Among other Republicans surveyed, 2% blamed Ukrainian President Volodymyr Zelensky, 15% President Biden, 4% the North Atlantic Treaty Organization (NATO) and 13% someone else or said they didn’t know, according to The Wall Street Journal.

Based on this poll, Republican 3rd Congressional District candidate Joe Kent aligns with only a small percentage of his party in his stance on the invasion of Ukraine.

In an interview with The Chronicle Wednesday, Kent would not say Putin’s military action in Ukraine was unprovoked. He instead said: “I condemn his military aggression,” but that Putin “had legitimate concerns about Russia.”

“We, the west at large, pushed (Russia) into this situation of encroachment. Because we continued to say ‘NATO membership, maybe the EU will come in there,” he added. “You’ve got Russia, you’ve got Europe, and in the middle is Ukraine. They will be a buffer state. If one side pushes too hard on it, it’s going to create a reaction on the other side.”

On March 7, it was reported that Russia would halt its invading troops if Ukraine ceased military action, changed its constitution to enshrine neutrality, acknowledged Crimea as Russian territory and recognized Donetsk and Lugansk as independent states.
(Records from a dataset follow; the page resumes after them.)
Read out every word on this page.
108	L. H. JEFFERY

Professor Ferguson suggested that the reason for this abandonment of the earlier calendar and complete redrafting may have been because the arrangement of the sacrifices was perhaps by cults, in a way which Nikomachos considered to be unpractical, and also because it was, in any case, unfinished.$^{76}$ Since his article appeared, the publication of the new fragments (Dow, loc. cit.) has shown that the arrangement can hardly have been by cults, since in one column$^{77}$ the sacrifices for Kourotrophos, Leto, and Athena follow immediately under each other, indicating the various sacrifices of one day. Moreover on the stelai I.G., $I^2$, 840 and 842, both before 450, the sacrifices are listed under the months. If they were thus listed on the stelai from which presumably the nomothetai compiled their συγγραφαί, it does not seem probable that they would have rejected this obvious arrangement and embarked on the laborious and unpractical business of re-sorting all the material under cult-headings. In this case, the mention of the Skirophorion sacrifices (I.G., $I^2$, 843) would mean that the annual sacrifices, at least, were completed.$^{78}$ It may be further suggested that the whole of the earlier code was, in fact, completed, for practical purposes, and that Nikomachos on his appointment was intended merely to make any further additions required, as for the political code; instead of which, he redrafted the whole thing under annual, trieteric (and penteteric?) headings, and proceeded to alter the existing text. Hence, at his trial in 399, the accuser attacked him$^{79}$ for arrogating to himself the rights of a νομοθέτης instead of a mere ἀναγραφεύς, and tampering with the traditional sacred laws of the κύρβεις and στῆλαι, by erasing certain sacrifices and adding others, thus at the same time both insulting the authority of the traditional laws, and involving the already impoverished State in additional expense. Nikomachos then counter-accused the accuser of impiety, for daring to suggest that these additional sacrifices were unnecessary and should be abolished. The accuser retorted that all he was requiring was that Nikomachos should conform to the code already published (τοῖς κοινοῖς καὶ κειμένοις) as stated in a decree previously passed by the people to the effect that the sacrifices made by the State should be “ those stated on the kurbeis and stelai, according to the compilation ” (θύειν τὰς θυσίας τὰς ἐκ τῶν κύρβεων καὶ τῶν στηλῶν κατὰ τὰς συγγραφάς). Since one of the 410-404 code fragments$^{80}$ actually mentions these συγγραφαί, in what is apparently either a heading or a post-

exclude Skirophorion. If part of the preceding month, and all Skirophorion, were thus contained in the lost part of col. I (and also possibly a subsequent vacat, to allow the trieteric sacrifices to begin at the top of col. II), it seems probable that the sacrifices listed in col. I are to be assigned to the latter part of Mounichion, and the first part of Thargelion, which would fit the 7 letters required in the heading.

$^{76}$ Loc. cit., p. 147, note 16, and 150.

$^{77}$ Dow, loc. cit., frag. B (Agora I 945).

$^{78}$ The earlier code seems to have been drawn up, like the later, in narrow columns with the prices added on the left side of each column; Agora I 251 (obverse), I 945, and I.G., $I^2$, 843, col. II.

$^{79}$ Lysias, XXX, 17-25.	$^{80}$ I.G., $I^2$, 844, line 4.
That day, Kent took to Twitter, writing that those terms were “very reasonable.”

On Wednesday, Kent repeated that he thinks these terms are reasonable and said rather than sanctions or military action, the U.S. should be taking steps toward “aggressive diplomacy.”

“Again, geostrategic reality. It just it is what it is, and we need adults in the room right now to make these hard decisions and to do the hard things and to go meet with thugs like Putin — KGB thugs — and figure out what's best for our country, what's best for the American people,” Kent said.
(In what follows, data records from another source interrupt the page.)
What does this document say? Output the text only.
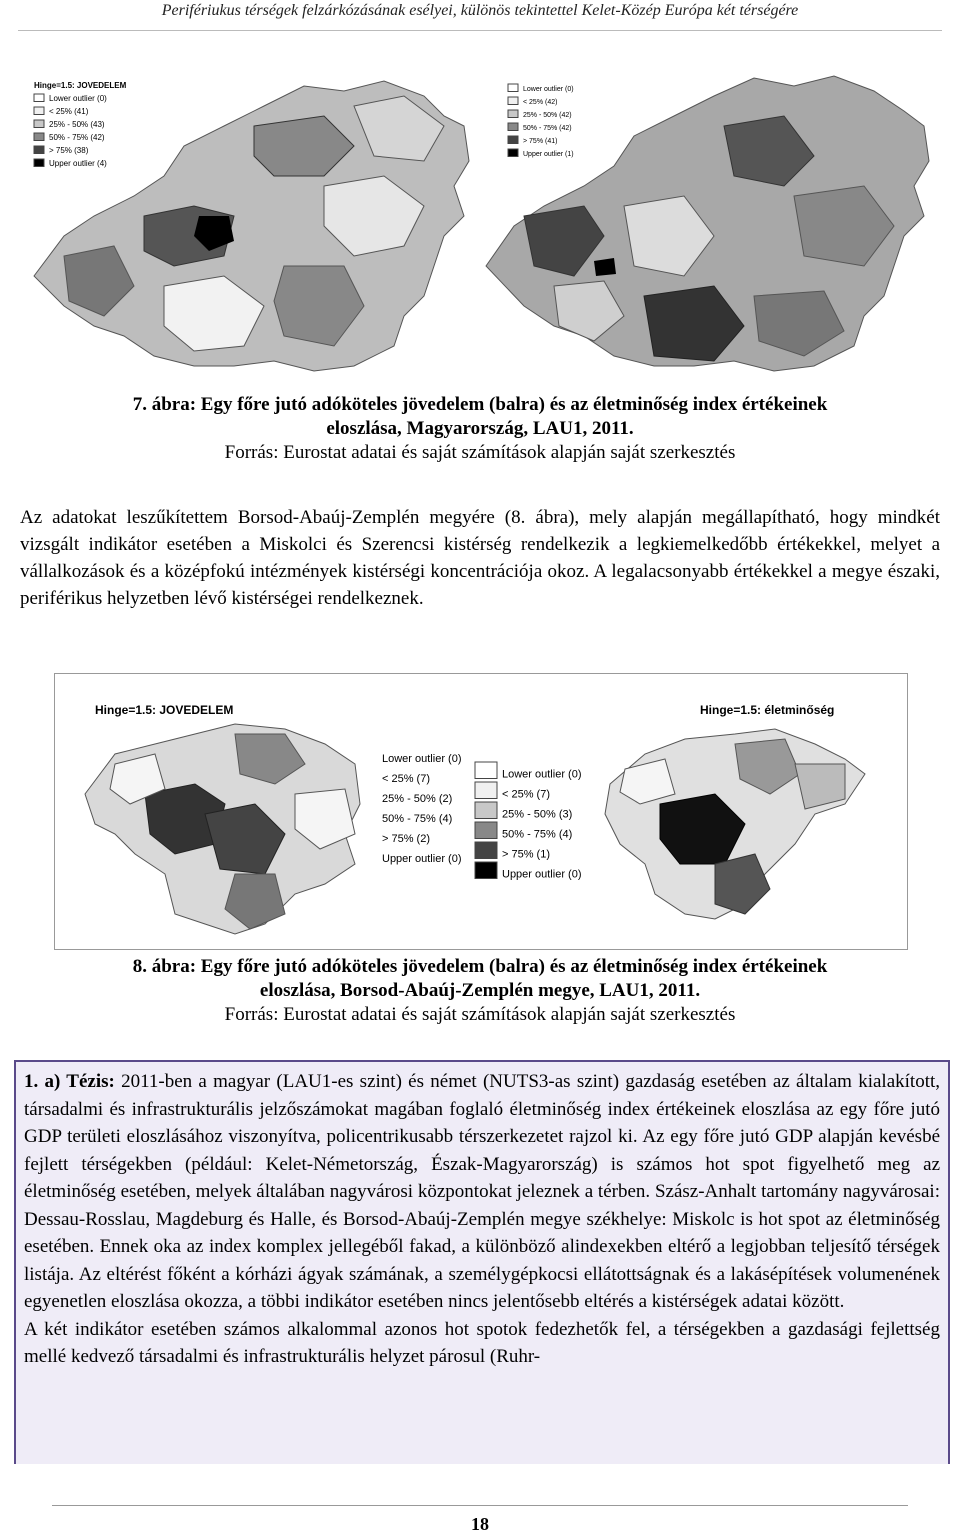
Perifériukus térségek felzárkózásának esélyei, különös tekintettel Kelet-Közép Európa két térségére
Hinge=1.5: JOVEDELEM
Lower outlier (0)
< 25% (41)
25% - 50% (43)
50% - 75% (42)
> 75% (38)
Upper outlier (4)
Lower outlier (0)
< 25% (42)
25% - 50% (42)
50% - 75% (42)
> 75% (41)
Upper outlier (1)
7. ábra: Egy főre jutó adóköteles jövedelem (balra) és az életminőség index értékeinek
eloszlása, Magyarország, LAU1, 2011.
Forrás: Eurostat adatai és saját számítások alapján saját szerkesztés
Az adatokat leszűkítettem Borsod-Abaúj-Zemplén megyére (8. ábra), mely alapján megállapítható, hogy mindkét vizsgált indikátor esetében a Miskolci és Szerencsi kistérség rendelkezik a legkiemelkedőbb értékekkel, melyet a vállalkozások és a középfokú intézmények kistérségi koncentrációja okoz. A legalacsonyabb értékekkel a megye északi, periférikus helyzetben lévő kistérségei rendelkeznek.
Hinge=1.5: JOVEDELEM	Hinge=1.5: életminőség
Lower outlier (0)
< 25% (7)
25% - 50% (2)
50% - 75% (4)
> 75% (2)
Upper outlier (0)
Lower outlier (0)
< 25% (7)
25% - 50% (3)
50% - 75% (4)
> 75% (1)
Upper outlier (0)
8. ábra: Egy főre jutó adóköteles jövedelem (balra) és az életminőség index értékeinek
eloszlása, Borsod-Abaúj-Zemplén megye, LAU1, 2011.
Forrás: Eurostat adatai és saját számítások alapján saját szerkesztés
1. a) Tézis: 2011-ben a magyar (LAU1-es szint) és német (NUTS3-as szint) gazdaság esetében az általam kialakított, társadalmi és infrastrukturális jelzőszámokat magában foglaló életminőség index értékeinek eloszlása az egy főre jutó GDP területi eloszlásához viszonyítva, policentrikusabb térszerkezetet rajzol ki. Az egy főre jutó GDP alapján kevésbé fejlett térségekben (például: Kelet-Németország, Észak-Magyarország) is számos hot spot figyelhető meg az életminőség esetében, melyek általában nagyvárosi központokat jeleznek a térben. Szász-Anhalt tartomány nagyvárosai: Dessau-Rosslau, Magdeburg és Halle, és Borsod-Abaúj-Zemplén megye székhelye: Miskolc is hot spot az életminőség esetében. Ennek oka az index komplex jellegéből fakad, a különböző alindexekben eltérő a legjobban teljesítő térségek listája. Az eltérést főként a kórházi ágyak számának, a személygépkocsi ellátottságnak és a lakásépítések volumenének egyenetlen eloszlása okozza, a többi indikátor esetében nincs jelentősebb eltérés a kistérségek adatai között.
A két indikátor esetében számos alkalommal azonos hot spotok fedezhetők fel, a térségekben a gazdasági fejlettség mellé kedvező társadalmi és infrastrukturális helyzet párosul (Ruhr-
18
After calling him both terms, when challenged on whether Putin was “reasonable” or a “thug,” Kent said: “He’s a reasonable thug. The world is full of reasonable thugs.”

Apparently, he thinks Zelensky is one of them, too. Though he did not use the qualifier of “reasonable” when describing the Ukrainian president.
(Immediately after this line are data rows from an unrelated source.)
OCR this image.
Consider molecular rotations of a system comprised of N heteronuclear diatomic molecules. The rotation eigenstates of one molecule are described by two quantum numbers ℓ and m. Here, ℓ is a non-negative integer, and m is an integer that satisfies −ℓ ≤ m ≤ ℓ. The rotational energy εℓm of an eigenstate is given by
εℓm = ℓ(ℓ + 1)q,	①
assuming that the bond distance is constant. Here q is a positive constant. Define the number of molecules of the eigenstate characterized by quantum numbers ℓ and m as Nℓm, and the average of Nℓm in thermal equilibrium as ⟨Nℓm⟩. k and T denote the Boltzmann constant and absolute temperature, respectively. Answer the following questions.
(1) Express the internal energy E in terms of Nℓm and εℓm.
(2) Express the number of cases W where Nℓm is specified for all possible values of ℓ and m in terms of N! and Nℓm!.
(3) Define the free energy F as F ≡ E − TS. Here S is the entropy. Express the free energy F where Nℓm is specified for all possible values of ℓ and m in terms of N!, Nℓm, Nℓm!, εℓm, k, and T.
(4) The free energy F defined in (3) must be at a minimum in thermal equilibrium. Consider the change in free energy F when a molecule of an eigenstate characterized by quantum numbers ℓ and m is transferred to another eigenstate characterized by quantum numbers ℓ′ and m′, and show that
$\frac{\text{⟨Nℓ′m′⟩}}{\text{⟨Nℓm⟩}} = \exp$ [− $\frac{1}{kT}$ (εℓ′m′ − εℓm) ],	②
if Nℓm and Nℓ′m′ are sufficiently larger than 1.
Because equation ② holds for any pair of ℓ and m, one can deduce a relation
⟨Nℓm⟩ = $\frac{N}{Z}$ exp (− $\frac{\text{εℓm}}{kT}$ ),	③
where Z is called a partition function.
Kent again represented a controversial opinion and misaligned with the majority of his party when he took to Twitter on Saturday to say that Rep. Madison Cawthorn, R-North Carolina, “nailed it” when he called Zelensky a “thug.”

"Zelenskyy was installed via a US backed color revaluation, his goal is to move his county west so he virtue signals in woke ideology while using nazi battalions to crush his enemies," Kent wrote on social media. "He was also smart enough to cut our elite in on the graft."

Kent’s position runs contrary to incumbent Congresswoman Jaime Herrera Beutler, R-Battle Ground, who he is seeking to unseat.

In a recent statement, the congresswoman called Russia’s aggression in Ukraine “unwarranted,” and included a list of legislative actions she has taken to support Ukraine, one of which was: “Helping Congress advance funding this week totaling $13.6 billion in security assistance to Ukraine. This is in addition to the $3.1 billion since 2014, which includes anti-aircraft weaponry, helicopters, and other vital equipment.”